交通事故Q&A T字路交差点(優先道路)の事故(右折車同士の事故)

信号のないT字路交差点事故
 Q
  信号のないT字路の交差点で自動車同士の事故が発生しました。
  直線道路から右折をした自動車(以下、「直線路右折車」といいます。)と、突き当たりの交差点で右折をした自動車(以下、「突き当たり路右折車」といいます。)の衝突事故でした。
  事故が発生した交差点は、直線道路が優先道路でした。
  この場合の、過失割合について教えて下さい。


 基本、直線路右折車20%、突き当たり路右折車80%の過失割合です。
 交差点では、優先道路を進行している自動車の進行を妨害することは禁止されているため(道路交通法第36条第2項)、基本、優先道路を進行している自動車が有利になります。 
 しかし、優先道路から非優先道路に進入するときは、単に優先道路を直進している場合と比べて、優先度は低くなります(※T字路交差点の優先道路の直線直進車と、非優先道路の突き当たり路右折車の事故の場合、優先道路の直線直進車10%、非優先道路の突き当たり路右折車90%の基本割合です。
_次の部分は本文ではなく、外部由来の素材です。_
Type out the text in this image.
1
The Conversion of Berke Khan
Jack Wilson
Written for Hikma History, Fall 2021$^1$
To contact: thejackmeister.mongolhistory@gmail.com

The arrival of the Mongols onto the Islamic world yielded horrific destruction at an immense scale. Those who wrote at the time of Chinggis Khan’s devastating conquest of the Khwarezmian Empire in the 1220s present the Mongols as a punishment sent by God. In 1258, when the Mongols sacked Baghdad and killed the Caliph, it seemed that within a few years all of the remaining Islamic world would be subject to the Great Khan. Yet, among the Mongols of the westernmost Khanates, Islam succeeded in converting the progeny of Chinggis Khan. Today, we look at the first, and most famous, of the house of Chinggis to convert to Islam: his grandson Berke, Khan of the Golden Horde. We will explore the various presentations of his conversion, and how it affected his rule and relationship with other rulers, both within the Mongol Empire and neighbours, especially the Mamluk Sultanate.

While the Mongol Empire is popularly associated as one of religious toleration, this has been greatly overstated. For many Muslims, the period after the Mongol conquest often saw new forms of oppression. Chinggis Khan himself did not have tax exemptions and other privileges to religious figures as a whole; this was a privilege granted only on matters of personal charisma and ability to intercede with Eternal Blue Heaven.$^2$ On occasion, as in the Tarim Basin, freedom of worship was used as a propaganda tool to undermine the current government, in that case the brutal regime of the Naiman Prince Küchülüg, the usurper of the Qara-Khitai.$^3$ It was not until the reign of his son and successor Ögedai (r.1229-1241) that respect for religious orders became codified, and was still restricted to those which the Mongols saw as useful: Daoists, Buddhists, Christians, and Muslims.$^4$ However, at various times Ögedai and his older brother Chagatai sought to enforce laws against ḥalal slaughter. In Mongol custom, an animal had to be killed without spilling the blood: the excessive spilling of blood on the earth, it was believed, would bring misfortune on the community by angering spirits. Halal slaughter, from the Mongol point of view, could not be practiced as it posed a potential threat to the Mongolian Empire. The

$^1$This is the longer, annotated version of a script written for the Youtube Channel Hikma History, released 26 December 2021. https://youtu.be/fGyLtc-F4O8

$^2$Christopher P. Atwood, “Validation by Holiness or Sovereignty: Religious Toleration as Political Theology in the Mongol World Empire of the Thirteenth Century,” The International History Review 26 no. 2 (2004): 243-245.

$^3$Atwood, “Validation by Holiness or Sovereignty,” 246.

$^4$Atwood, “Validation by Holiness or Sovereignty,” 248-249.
)。
 以上を前提に、右折車の明らかな先入、その他双方の著しい過失・重過失有無等の個別事情により過失割合が修正されます。
  また、双方が十分な徐行を行い、双方ともに相手車両の動静をうかがいながら先行関係を判断したり、一方の合図により先行関係を判断する必要がある場合は、上記の基本割合によるのではなく、個別事情に応じた判断が妥当と考えられています。 

(優先道路とは、道路標識等により優先道路として指定されているもの及び当該交差点において当該道路における車両の通行を規制する道路標識等による中央線又は車両通行帯が設けられている道路のことをいいます(道路交通法第36条第2項)。)